The lamented President and his detested
murderer are dead and only darkness reigns where light might have
shone. We have the horror and the sorrow of the awful tragedy, but
are still inquiring for the why. Another magnicide has gone the
final way of all flesh and we know no more than before of the mysterious
mental make [sic] of these marvels of psychology, among a
free people and in a fair government. [50][51]
The alienist and neurologist would
have sought more light on the health of this anomalous murderer
and the causes of his singular conduct, but they will seek in vain
in the records of his trial, and here again the plaintive plea of
Isaac Ray in reference to similar cases in history “must give us
pause” that we may reflect. “The absence of particulars in some
of the cases we find recorded,” (he says, referring to particulars
as to bodily health affecting the mind, and developing the incubative
stage of insanity,) “leaves us in doubt, how general this change
really is; but a careful examination would no doubt, often, if not
always, show its existence.”—§ 257.
Thus another case goes into history
imperfectly developed in its medico-scientific, medico-legal aspects,
because of the clamorous public demand for speedy vengeance. Blinded
by the vengeful clamour and the righteous indignation of a personally
stricken people, we are left sitting in the dark, still wondering
how such a deed could have been done, by a man in his sound and
sober senses, in Fair and Free America, and appalled at the possibility
of a sane man murdering an American President.

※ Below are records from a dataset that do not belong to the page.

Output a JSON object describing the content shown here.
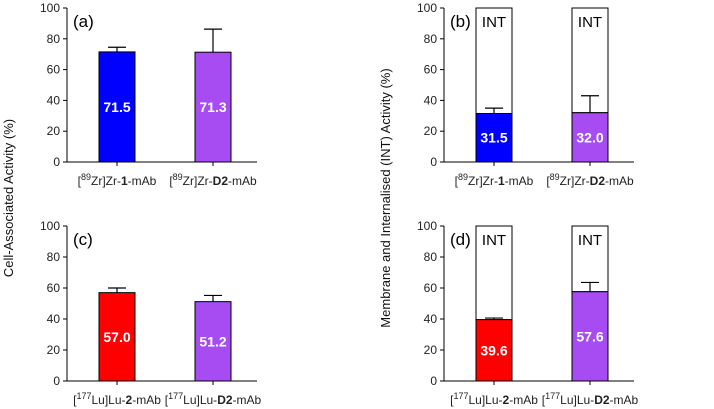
{
  "ylabels": {
    "left": "Cell-Associated Activity (%)",
    "right": "Membrane and Internalised (INT) Activity (%)"
  },
  "chart_data": [
    {
      "id": "a",
      "panel_label": "(a)",
      "type": "bar",
      "stacked": false,
      "ylim": [
        0,
        100
      ],
      "yticks": [
        "0",
        "20",
        "40",
        "60",
        "80",
        "100"
      ],
      "ylabel": "Cell-Associated Activity (%)",
      "categories": [
        {
          "pre": "[",
          "sup": "89",
          "mid": "Zr]Zr-",
          "bold": "1",
          "post": "-mAb"
        },
        {
          "pre": "[",
          "sup": "89",
          "mid": "Zr]Zr-",
          "bold": "D2",
          "post": "-mAb"
        }
      ],
      "values": [
        71.5,
        71.3
      ],
      "value_labels": [
        "71.5",
        "71.3"
      ],
      "errors": [
        3,
        15
      ],
      "colors": [
        "#0000ff",
        "#a64cf2"
      ]
    },
    {
      "id": "b",
      "panel_label": "(b)",
      "type": "bar",
      "stacked": true,
      "ylim": [
        0,
        100
      ],
      "yticks": [
        "0",
        "20",
        "40",
        "60",
        "80",
        "100"
      ],
      "ylabel": "Membrane and Internalised (INT) Activity (%)",
      "categories": [
        {
          "pre": "[",
          "sup": "89",
          "mid": "Zr]Zr-",
          "bold": "1",
          "post": "-mAb"
        },
        {
          "pre": "[",
          "sup": "89",
          "mid": "Zr]Zr-",
          "bold": "D2",
          "post": "-mAb"
        }
      ],
      "values": [
        31.5,
        32.0
      ],
      "value_labels": [
        "31.5",
        "32.0"
      ],
      "errors": [
        3.5,
        11
      ],
      "stack_total": 100,
      "top_segment_label": "INT",
      "colors": [
        "#0000ff",
        "#a64cf2"
      ]
    },
    {
      "id": "c",
      "panel_label": "(c)",
      "type": "bar",
      "stacked": false,
      "ylim": [
        0,
        100
      ],
      "yticks": [
        "0",
        "20",
        "40",
        "60",
        "80",
        "100"
      ],
      "ylabel": "Cell-Associated Activity (%)",
      "categories": [
        {
          "pre": "[",
          "sup": "177",
          "mid": "Lu]Lu-",
          "bold": "2",
          "post": "-mAb"
        },
        {
          "pre": "[",
          "sup": "177",
          "mid": "Lu]Lu-",
          "bold": "D2",
          "post": "-mAb"
        }
      ],
      "values": [
        57.0,
        51.2
      ],
      "value_labels": [
        "57.0",
        "51.2"
      ],
      "errors": [
        3,
        4
      ],
      "colors": [
        "#ff0000",
        "#a64cf2"
      ]
    },
    {
      "id": "d",
      "panel_label": "(d)",
      "type": "bar",
      "stacked": true,
      "ylim": [
        0,
        100
      ],
      "yticks": [
        "0",
        "20",
        "40",
        "60",
        "80",
        "100"
      ],
      "ylabel": "Membrane and Internalised (INT) Activity (%)",
      "categories": [
        {
          "pre": "[",
          "sup": "177",
          "mid": "Lu]Lu-",
          "bold": "2",
          "post": "-mAb"
        },
        {
          "pre": "[",
          "sup": "177",
          "mid": "Lu]Lu-",
          "bold": "D2",
          "post": "-mAb"
        }
      ],
      "values": [
        39.6,
        57.6
      ],
      "value_labels": [
        "39.6",
        "57.6"
      ],
      "errors": [
        1,
        6
      ],
      "stack_total": 100,
      "top_segment_label": "INT",
      "colors": [
        "#ff0000",
        "#a64cf2"
      ]
    }
  ]
}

Prima facie, the man who under
all the circumstances thus far brought to light in the Czolgosz
trial, would murder or attempt to murder an American President,
cannot be mentally sound or naturally normal in mind, even as a
criminal, and there are some minds so constituted that they would
wish to know more of the causes which could culminate in so terrible
and unnatural a tragedy in this country, at such a time in our glorious
political history, at such a place, and with such a man for its
victim, and such an anachronistic psychic anomaly in crime for its
despised chief actor. Legal tribunals, in such momentous causes,
should seek to reach something more than conviction or acquittal.
They should search for all possibly to be acquired truth of science
pertaining to such singular cases.
Law should concern itself, not alone
with the question of complete or non-responsibility, but with degrees
of responsibility and considerations of public safety. There are
terato- [51][52] logical mental defectives
incapable of living in harmony with the lawful regulations and duties
of free and equal government whose organic mental misadaptability
should be understood. Such persons should be sequestered and supervised
and denied the franchise or any part in government. They are more
dangerous to society, if allowed the freedom and privileges of rational
citizens, than the ordinary criminal or lunatic who is now executed
or secluded from lawfully organized society, and all social and
law-regulated political life. Among its new acquisitions the United
States should establish a colony for cranks and sequester and supervise
them there, as Belgium does her lunatic colony at Gheel.